I really dont understand nothing from the Banach fixed point theorem, i know that it should satisfy:
[g(x)-g(y)]<K(x-y) for all x and y in[a,b]
but i dont even understand what thats supposed to mean?

any help will be appreciated.
thank you.

2. Feb 3, 2008

### CompuChip

The statement is:
Let g be a map (function) which satisfies
$$| g(x) - g(y) | < K |x - y|$$
for some real number 0 <= K < 1, for every point x and y
Then there exists one and only one $x_0$ such that $g(x_0) = x_0$ (that is: x0 is a "fixed point" of g).

Now, which part don't you understand? Is it the meaning or application of the theorem that confuses you? Is it the distances? The variables?

Basically, the condition says that g is a contraction mapping, that is: if you take any two points x and y, then their images under g will be closer together than the points themselves. Now the theorem states that if you have such a function g, then somewhere there is a point which doesn't move at all.

Last edited: Feb 3, 2008
3. Feb 3, 2008

### sara_87

if there was a question like:
a)use the banach fixed point iteration to solve the equation x=1/(2+x^2)
b)show that the assumptions of the banach fixed point theorem on the interval [0,1]

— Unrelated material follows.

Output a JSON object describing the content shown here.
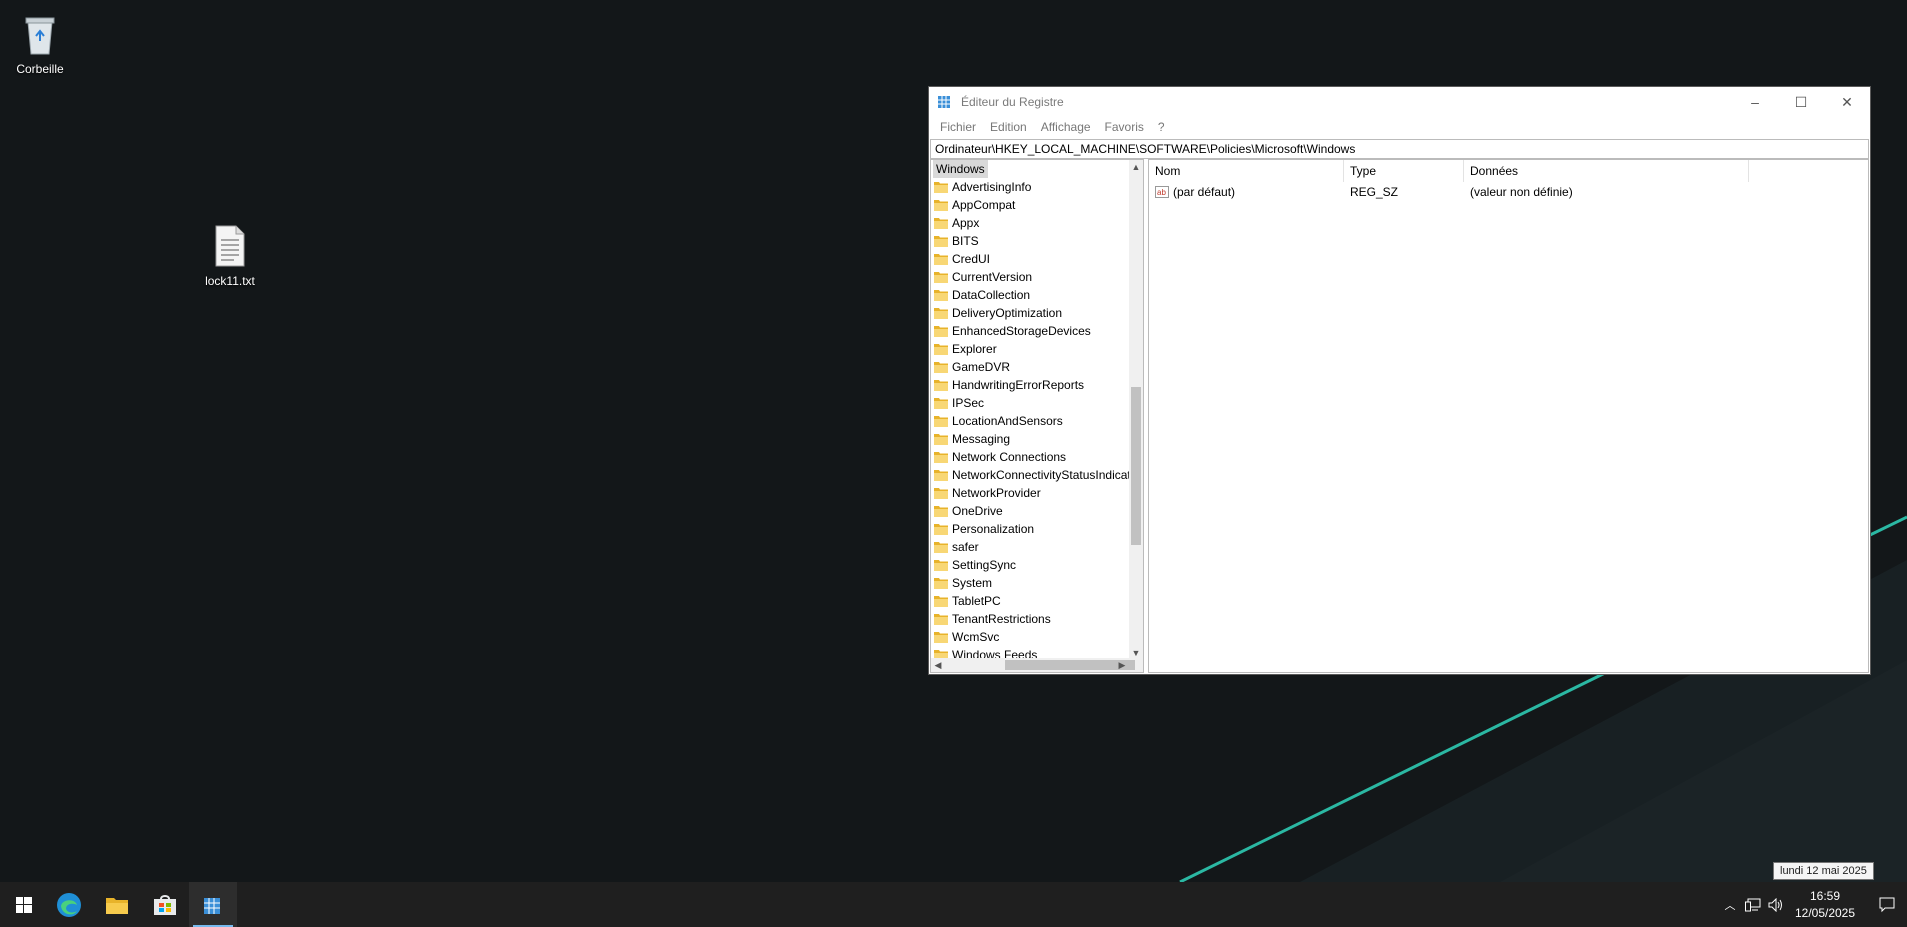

how would i go about solving it?

4. Feb 4, 2008

### HallsofIvy

Staff Emeritus
No, you don't know that! It should be $[g(x)- g(y)]\le k(x- y)$ where K< 1.
Applying g to two points in the set moves them closer together.

Draw a picture! Take a sheet of paper and draw some "set"- that is, some closed curve representing the original set. If you were to apply your contraction map to every point in that set what would happen? Since every point gets closer to every other point, the entire set is "contracted" to a smaller set inside the original set. Now apply your function to every point in THAT set. Again, it is "contracted"- you have a still smaller set. As you apply the function again and again, you get smaller and smaller sets, contracting to a single point. If you were to apply the function to THAT point, it has to go to itself- it is a "fixed point". If you pick x to be any point in the set and apply the function repeatedly, it must "contract" to that same point as all the points in the set- that sequence, x, f(x), f(f(x)), etc. converges to that fixed point.

Technical point which you may ignore: How do we know the "contractions" don't get smaller and smaller so that the set converges to a non-trivial subset and not to a single point? That's why we need "$\le k(x- y)$ with k< 1[/itex] rather than just "< 1". The contraction can never be less that 1-k.

Let F(x)= 1/(2+ x2). Saying that x= 1/(2+x2) is the same as saying F(x)= x, that is, that x is a fixed point. Choose some reasonable value of x, say x= 0.5. (I "cheated" I did a quick graph of 1/(2+ xx) and y= x to get an estimate of where they cross). Now F(x)= F(0.5)= 1/(2+ 0.25)= 1/2.25= .4444. F(.4444)= 1/(2+ 1.975)= 0.4551. F(0.4551)= 1/(2+ .207)= 0.4531. Keep doing that until you get sufficient accuracy.